Escudero-Arnanz Óscar, Marques Antonio G, Mora-Jiménez Inmaculada, Álvarez-Rodríguez Joaquín, Soguero-Ruiz Cristina
Department of Signal Theory and Communications, King Juan Carlos University, Camino del Molino, 5, Fuenlabrada, 28942, Madrid, Spain.
University Hospital of Fuenlabrada, Camino del Molino, 2, Fuenlabrada, 28942, Madrid, Spain.
Comput Methods Programs Biomed. 2025 Oct;270:108920. doi: 10.1016/j.cmpb.2025.108920. Epub 2025 Jul 12.
Multidrug Resistance has been identified by the World Health Organization as a major global health threat. It leads to severe social and economic consequences, including extended hospital stays, increased healthcare costs, and higher mortality rates. In response to this challenge, this study proposes a novel interpretable Machine Learning (ML) approach for predicting MDR, developed with two primary objectives: accurate inference and enhanced explainability.

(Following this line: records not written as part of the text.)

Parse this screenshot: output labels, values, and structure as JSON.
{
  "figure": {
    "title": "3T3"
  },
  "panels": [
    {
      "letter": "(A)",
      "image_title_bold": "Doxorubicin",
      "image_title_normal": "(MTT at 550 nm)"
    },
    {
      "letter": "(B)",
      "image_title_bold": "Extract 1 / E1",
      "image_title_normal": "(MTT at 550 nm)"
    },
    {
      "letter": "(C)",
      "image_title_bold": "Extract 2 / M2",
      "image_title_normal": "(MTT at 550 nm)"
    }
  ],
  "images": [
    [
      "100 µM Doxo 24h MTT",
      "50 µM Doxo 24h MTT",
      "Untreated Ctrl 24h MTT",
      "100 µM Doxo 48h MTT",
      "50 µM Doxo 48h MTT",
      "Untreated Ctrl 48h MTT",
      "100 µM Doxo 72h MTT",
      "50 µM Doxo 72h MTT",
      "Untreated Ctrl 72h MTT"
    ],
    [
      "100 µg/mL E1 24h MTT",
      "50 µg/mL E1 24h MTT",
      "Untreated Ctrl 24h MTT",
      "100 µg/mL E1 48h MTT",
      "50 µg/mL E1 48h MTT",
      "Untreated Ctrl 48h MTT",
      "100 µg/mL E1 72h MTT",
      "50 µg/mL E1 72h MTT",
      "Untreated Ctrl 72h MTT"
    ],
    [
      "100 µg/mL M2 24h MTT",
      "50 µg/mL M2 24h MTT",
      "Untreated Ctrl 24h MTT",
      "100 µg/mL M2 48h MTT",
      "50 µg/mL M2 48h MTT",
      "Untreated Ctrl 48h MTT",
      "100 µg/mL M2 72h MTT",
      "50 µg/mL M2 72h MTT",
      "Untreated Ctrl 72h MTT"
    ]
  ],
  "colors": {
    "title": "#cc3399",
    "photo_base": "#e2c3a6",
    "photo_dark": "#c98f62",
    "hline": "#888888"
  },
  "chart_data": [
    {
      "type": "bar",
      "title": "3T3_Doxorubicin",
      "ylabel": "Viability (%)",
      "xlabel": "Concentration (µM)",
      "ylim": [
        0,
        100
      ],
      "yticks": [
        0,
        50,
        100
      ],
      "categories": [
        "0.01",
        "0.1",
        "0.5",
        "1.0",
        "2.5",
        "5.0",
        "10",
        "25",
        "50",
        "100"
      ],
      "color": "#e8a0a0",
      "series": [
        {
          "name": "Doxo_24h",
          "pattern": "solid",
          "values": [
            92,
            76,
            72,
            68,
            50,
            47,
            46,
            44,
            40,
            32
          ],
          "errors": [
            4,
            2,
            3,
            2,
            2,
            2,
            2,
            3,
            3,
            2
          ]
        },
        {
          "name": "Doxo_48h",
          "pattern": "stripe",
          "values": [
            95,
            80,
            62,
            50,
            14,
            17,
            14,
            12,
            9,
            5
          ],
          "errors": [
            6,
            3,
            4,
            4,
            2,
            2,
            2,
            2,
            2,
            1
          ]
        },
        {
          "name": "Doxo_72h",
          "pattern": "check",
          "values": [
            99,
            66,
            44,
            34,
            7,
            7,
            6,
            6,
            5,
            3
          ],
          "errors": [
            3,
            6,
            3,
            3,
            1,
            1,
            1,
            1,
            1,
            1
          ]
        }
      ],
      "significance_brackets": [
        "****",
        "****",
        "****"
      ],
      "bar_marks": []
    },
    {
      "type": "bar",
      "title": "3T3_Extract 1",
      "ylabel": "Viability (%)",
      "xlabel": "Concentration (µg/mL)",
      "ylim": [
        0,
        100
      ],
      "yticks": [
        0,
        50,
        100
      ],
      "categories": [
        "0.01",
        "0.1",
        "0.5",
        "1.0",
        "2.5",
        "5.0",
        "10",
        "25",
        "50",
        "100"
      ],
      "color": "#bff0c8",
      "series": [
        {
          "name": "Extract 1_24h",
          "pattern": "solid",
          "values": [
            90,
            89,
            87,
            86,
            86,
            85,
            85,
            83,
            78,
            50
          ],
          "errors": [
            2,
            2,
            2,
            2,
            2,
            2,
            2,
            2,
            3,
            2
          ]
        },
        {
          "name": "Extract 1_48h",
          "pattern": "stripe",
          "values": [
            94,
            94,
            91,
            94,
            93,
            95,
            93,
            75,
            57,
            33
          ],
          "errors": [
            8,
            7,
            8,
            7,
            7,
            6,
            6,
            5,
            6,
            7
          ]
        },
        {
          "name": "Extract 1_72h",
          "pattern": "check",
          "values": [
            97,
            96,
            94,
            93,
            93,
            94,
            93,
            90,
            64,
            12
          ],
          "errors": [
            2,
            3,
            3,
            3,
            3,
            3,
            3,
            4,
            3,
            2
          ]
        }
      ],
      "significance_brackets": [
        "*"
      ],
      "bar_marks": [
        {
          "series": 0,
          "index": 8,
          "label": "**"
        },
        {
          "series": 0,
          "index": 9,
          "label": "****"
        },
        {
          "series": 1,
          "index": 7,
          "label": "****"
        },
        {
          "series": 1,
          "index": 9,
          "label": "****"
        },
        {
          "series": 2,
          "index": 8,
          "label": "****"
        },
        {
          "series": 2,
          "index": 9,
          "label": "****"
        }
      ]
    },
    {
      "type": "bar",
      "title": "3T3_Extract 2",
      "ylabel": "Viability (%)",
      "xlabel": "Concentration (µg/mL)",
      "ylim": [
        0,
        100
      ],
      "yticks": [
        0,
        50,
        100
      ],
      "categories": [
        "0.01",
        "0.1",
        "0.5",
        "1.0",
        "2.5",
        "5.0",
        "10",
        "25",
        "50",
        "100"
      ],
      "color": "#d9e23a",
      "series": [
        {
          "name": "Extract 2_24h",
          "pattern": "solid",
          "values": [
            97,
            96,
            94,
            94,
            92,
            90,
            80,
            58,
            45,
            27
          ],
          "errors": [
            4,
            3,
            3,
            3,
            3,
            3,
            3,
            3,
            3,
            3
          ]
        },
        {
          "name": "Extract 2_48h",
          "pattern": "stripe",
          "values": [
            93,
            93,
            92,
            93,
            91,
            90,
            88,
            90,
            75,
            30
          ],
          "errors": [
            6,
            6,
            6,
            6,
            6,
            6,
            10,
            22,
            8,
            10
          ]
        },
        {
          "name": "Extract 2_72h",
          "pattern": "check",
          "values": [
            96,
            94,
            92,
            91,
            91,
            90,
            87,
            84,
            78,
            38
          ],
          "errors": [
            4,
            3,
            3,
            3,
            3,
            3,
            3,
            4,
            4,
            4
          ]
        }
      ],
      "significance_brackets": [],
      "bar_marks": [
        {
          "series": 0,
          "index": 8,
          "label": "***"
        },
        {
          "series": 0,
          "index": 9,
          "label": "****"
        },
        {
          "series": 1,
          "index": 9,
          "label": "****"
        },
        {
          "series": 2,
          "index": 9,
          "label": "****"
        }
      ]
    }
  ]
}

For inference, the proposed method is based on patient-to-patient similarity representations to predict MDR outcomes. Each patient is modeled as a Multivariate Time Series (MTS), capturing both clinical progression and interactions with similar patients. To quantify these relationships, we employ MTS-based similarity metrics, including feature engineering using descriptive statistics, Dynamic Time Warping, and the Time Cluster Kernel. These methods are used as inputs for MDR classification through Logistic Regression, Random Forest, and Support Vector Machines, with dimensionality reduction and kernel transformations applied to enhance model performance. For explainability, we employ graph-based methods to extract meaningful patterns from the data. Patient similarity networks are generated using the MTS-based similarity metrics mentioned above, while spectral clustering and t-SNE are applied to identify MDR-related subgroups, uncover clinically relevant patterns, and visualize high-risk clusters. These insights improve interpretability and support more informed decision-making in critical care settings.
We validate our architecture on real-world Electronic Health Records from the Intensive Care Unit (ICU) dataset at the University Hospital of Fuenlabrada, achieving a Receiver Operating Characteristic Area Under the Curve of 81%. Our framework surpasses ML and deep learning models on the same dataset by leveraging graph-based patient similarity. In addition, it offers a simple yet effective interpretability mechanism that facilitates the identification of key risk factors-such as prolonged antibiotic exposure, invasive procedures, co-infections, and extended ICU stays-and the discovery of clinically meaningful patient clusters. For transparency, all results and code are available at https://github.com/oscarescuderoarnanz/DM4MTS.
This study demonstrates the effectiveness of patient similarity representations and graph-based methods for MDR prediction and interpretability. The approach enhances prediction, identifies key risk factors, and improves patient stratification, enabling early detection and targeted interventions, highlighting the potential of interpretable ML in critical care.
世界卫生组织已将多重耐药性确定为全球主要的健康威胁。它会导致严重的社会和经济后果,包括住院时间延长、医疗成本增加以及死亡率上升。为应对这一挑战,本研究提出了一种用于预测多重耐药性的新型可解释机器学习(ML)方法,该方法有两个主要目标:准确推断和增强可解释性。
对于推断,所提出的方法基于患者与患者之间的相似性表示来预测多重耐药性结果。每个患者被建模为一个多元时间序列(MTS),捕捉临床进展以及与相似患者的相互作用。为了量化这些关系,我们采用基于MTS的相似性度量,包括使用描述性统计、动态时间规整和时间聚类核进行特征工程。这些方法通过逻辑回归、随机森林和支持向量机用作多重耐药性分类的输入,并应用降维和核变换来提高模型性能。为了实现可解释性,我们采用基于图的方法从数据中提取有意义的模式。使用上述基于MTS的相似性度量生成患者相似性网络,同时应用谱聚类和t-SNE来识别与多重耐药性相关的亚组、发现临床相关模式并可视化高风险聚类。这些见解提高了可解释性,并支持在重症监护环境中做出更明智的决策。
我们在富恩拉夫拉达大学医院重症监护病房(ICU)数据集的真实世界电子健康记录上验证了我们的架构,曲线下面积(AUC)达到了81%。我们的框架通过利用基于图的患者相似性在同一数据集上超越了ML和深度学习模型。此外,它提供了一种简单而有效的可解释性机制,有助于识别关键风险因素,如抗生素暴露时间延长、侵入性操作、合并感染和ICU住院时间延长,并发现具有临床意义的患者聚类。为了保证透明度,所有结果和代码可在https://github.com/oscarescuderoarnanz/DM4MTS获取。
本研究证明了患者相似性表示和基于图的方法在多重耐药性预测和可解释性方面的有效性。该方法增强了预测能力,识别了关键风险因素,并改善了患者分层,能够实现早期检测和靶向干预,突出了可解释ML在重症监护中的潜力。